U.S. set to be major supplier for new global oil demand as OPEC sees slow growth in supplies

Energize Weekly, March 14, 2018

The United States, thanks to surging shale-oil production, will “dominate oil supply growth” over the next five years and is becoming “ever more dominant in the global oil market,” according to the International Energy Agency (IEA).

The key exporting countries meeting demand growth along with the U.S. will be Brazil, Canada and Norway. The four “can keep the world well supplied, more than meeting global oil demand growth through 2020,” IEA said in its annual report on oil markets.

Since a ban on exporting crude oil was lifted in 2015, U.S. exports have increased sharply reaching as much as 2 million barrels a day in some weeks, the report said.

Output from OPEC producers will grow at a much slower pace, with expected declines in Venezuelan production offsetting increases in Iraq. OPEC will still provide the major share of the world’s supply.

While last year’s oil price rally unleased a “new wave of growth” in the U.S., the IEA said that overall investments were flat in 2017, and there may be only a modest increase in 2018. This comes after a historic investment drop of 25 percent in both 2015 and 2016.

“This is potentially storing up trouble for the future,” the agency said. More investment will be needed to boost production to meet demand after 2020.

Another potential problem is that investments that have been made were focused on the light tight oil (LTO) sector in the U.S. “As a result, upstream investment may be inadequate to avoid a significant squeezing of the global spare capacity cushion by 2023, even as costs have fallen and project efficiency has improved,” the report said.

Led by the LTO, or the so-called shale plays, U.S. is set to grow by 3.7 million barrels a day, more than half of the total global production capacity growth of 6.4 million barrels a day expected by 2023.

Total U.S. liquids are expected to reach nearly 17 million barrels a day by 2023, making the country the top global producer and nearly matching the level of its domestic products demand.

The EIA said that U.S. production could be even higher by 2023 if prices rise above those used in making the forecast.

“The United States is also making its mark in the refining industry,” the analysis said. “Conventional wisdom has it that rapidly rising LTO production is incompatible with the need of refiners to process heavier, sourer crudes, given earlier investments. This will not, in fact, be the case. With Asian import requirements growing there will be opportunities for new suppliers.”

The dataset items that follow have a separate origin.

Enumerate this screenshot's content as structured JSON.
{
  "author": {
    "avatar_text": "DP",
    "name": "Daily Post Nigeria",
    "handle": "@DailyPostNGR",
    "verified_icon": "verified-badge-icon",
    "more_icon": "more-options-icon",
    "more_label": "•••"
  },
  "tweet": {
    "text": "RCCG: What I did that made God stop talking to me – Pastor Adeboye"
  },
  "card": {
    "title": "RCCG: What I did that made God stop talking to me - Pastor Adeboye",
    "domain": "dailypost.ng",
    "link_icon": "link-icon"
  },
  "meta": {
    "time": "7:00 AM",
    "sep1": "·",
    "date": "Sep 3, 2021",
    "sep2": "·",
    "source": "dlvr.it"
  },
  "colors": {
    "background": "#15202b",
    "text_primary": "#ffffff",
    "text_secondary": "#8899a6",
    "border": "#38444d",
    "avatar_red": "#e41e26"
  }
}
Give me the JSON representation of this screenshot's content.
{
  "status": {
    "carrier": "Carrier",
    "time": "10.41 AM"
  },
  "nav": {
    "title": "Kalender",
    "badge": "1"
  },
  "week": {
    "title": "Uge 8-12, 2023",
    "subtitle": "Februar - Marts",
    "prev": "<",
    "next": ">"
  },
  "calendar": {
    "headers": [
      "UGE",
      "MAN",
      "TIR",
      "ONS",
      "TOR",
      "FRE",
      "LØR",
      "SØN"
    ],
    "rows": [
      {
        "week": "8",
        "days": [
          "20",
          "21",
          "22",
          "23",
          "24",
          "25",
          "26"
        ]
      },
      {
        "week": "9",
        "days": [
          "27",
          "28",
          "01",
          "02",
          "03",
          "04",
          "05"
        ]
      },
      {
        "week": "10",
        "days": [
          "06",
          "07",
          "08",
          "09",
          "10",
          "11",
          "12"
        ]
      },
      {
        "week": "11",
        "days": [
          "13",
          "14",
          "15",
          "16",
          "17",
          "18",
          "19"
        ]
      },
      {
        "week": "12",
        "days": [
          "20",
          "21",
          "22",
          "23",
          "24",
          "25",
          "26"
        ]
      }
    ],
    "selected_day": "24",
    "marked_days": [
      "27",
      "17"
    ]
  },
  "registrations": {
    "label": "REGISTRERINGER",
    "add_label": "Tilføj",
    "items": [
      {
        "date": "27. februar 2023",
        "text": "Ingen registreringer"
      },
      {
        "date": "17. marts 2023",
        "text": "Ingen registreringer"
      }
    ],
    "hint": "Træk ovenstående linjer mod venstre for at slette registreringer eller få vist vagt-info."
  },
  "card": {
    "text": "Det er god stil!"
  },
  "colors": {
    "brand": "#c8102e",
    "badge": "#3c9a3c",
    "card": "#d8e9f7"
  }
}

The IEA is projecting the completion of serval pipelines and said that as Canadian shipments to the U.S. grow, lighter U.S. crude will be freed up for export—particularly to meet Asian demand for petrochemical feedstocks. Shipments of oil from the United States to China are already significant, the outlook said.

“The U.S. shale sector responded quickly to rising prices both in 2010 and in 2017 and it will continue to adjust to price signals in the future,” the IEA said. “But there will still be a continued reliance on OPEC countries for a major share of global supply. Within OPEC, more than 2 million barrels a day of spare capacity is held in Saudi Arabia. In turn, this emphasizes the crucial role OPEC’s largest producer continues to play in providing stability to global oil markets.”